Boris Hajek war mit seiner Firma Losstech und den Hyperkonvergenz-Produkten sanXaler ein aufstrebender Hersteller. Nach der Insolvenz von Losstech führt Wortmann die Technik fort.


Von: Redaktion ChannelObserver

Siegbert Wortmann führt Hyperkonvergenz-Technik von Losstech weiter

Boris Hajek war mit seinem im Jahr 2004 gegründeten Systemhaus Losstech auf Storage-Virtualisierung im Umfeld von Microsoft, Citrix und VMware spezialisiert. Im Jahr 2015 entschied die Firma, als Hersteller in den Bereich Hyperkonvergenz einzusteigen. Mit dem Slogan: «Wir wollen schneller und besser als die etablierten Anbieter sein», trat man selbstbewusst gegen die großen Server- und Storage-Hersteller an. Dieses ambitionierte Vorhaben gelang schließlich mit der sanXaler-Serie, die Virtualisierungs-, Server-, Netzwerk-, Speicher- und Datenschutztechnologien in einer fertigen Lösung integriert. Erste Kunden wurden überzeugt, der Vertrieb wurde über die Verbundgruppe Comteam und Distributor Api ausgebaut. Noch im Sommer 2018 wurde der ambitionierte Anbieter mit einem German Innovation Award ausgezeichnet. Doch wenig später musste das aufstrebende Startup überraschend Insolvenz anzumelden. Zu den Gründen gibt es keine offizielle Aussage, doch offensichtlich wurden die Kosten in den letzten Monaten deutlich erhöht.

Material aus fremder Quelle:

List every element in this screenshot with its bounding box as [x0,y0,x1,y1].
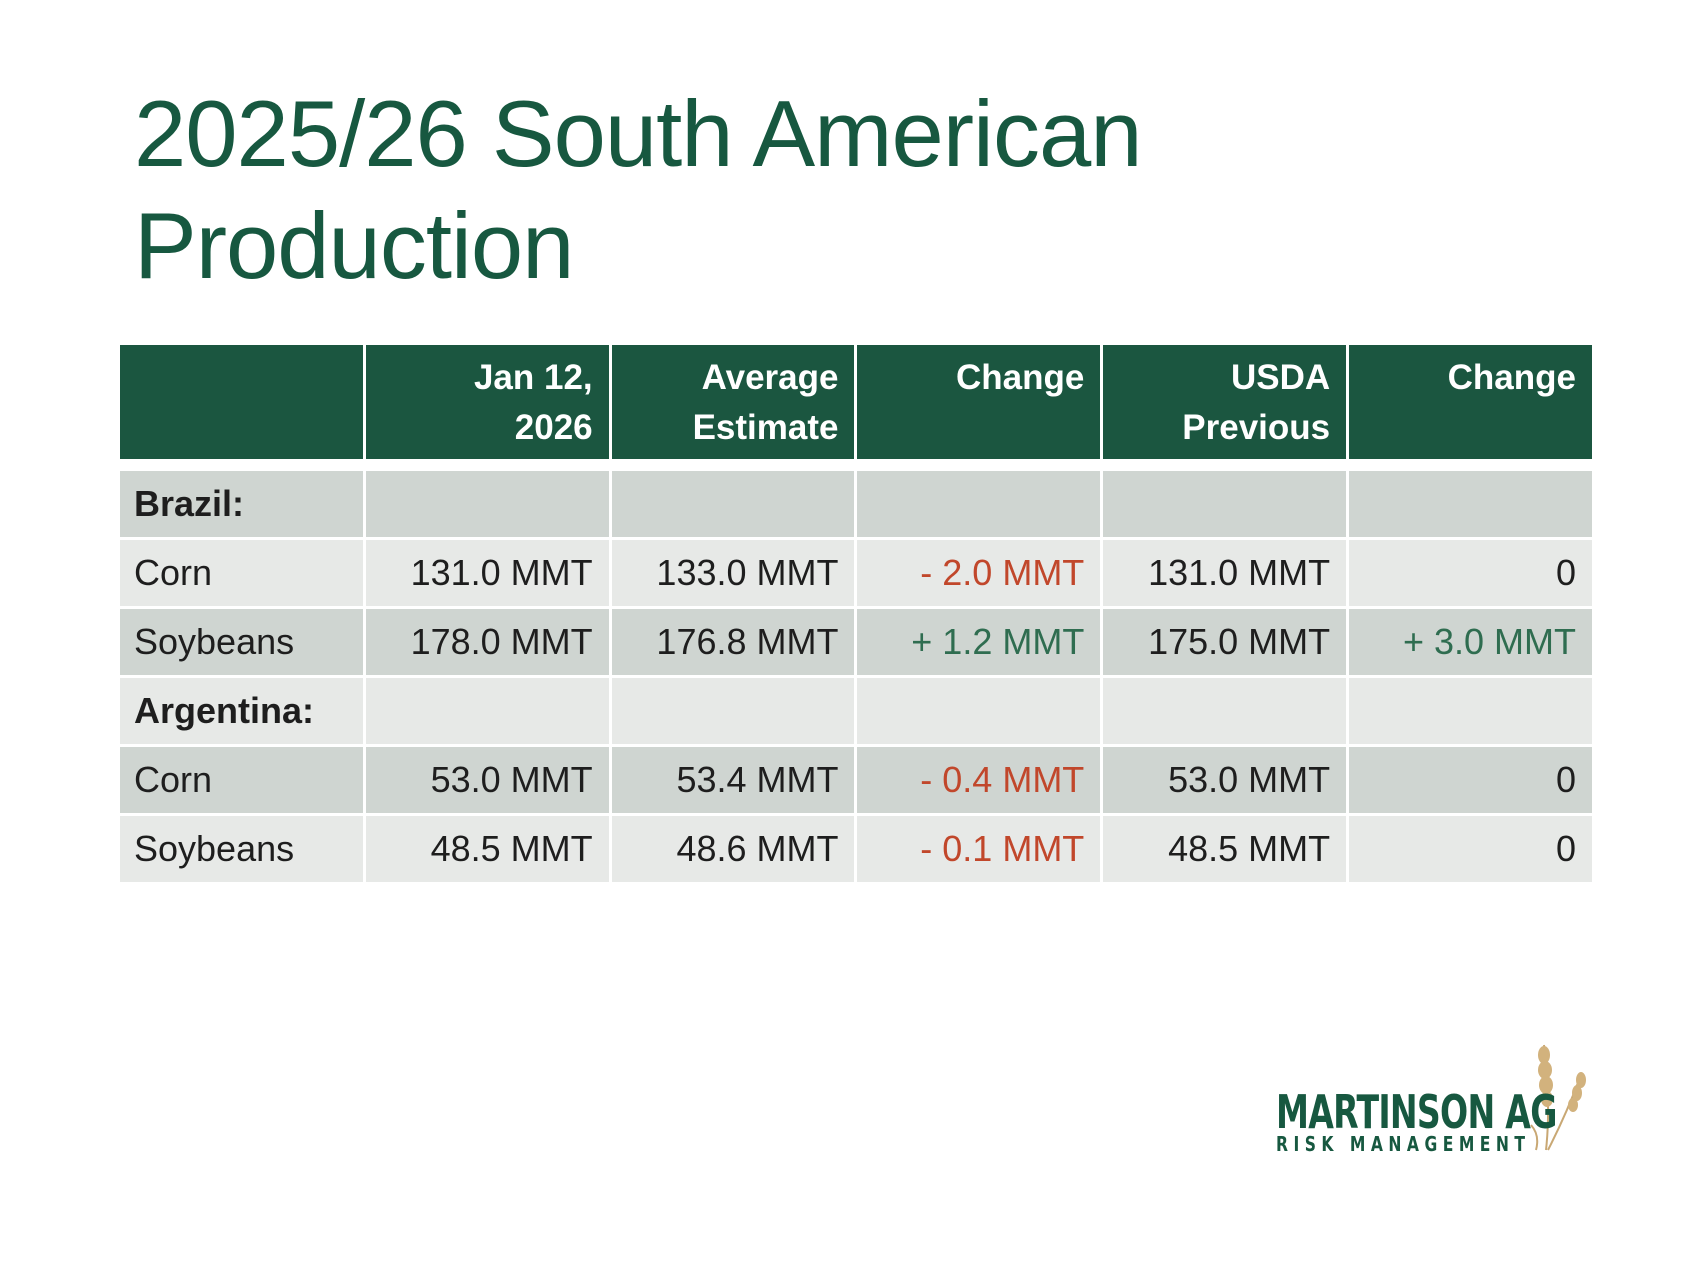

Auch wenn Losstech letztendlich mit dem Angriff auf die etablierte Hyperkonvergenz-Branche gescheitert ist, wird die Technologie zumindest weiterbestehen: Nach der Insolvenz von Losstech übernahm der umtriebige Hersteller und Distributor Wortmann die sanXaler-Technologie. Diese wird jetzt unter dem Brand «TerraXaler» fortgeführt. Zu diesem Zweck wurde im Februar die TerraXaler GmbH mit Sitz in Hüllhorst gegründet. Die Geschäftsführer sind Martin Müller und Siegbert Wortmann. Einen Vertrieb über die Wortmann AG soll es auch geben, wie das Unternehmen gegenüber ChannelObserver bestätigt. Drei Vertriebsmitarbeiter aus der Server-Gruppe seien auf diesem Gebiet bereits intern geschult worden, weitere sollen folgen, heißt es weiter. So gibt es zumindest weiter Hoffnung auf Hyperkonvergenz-Technologie «made in Germany».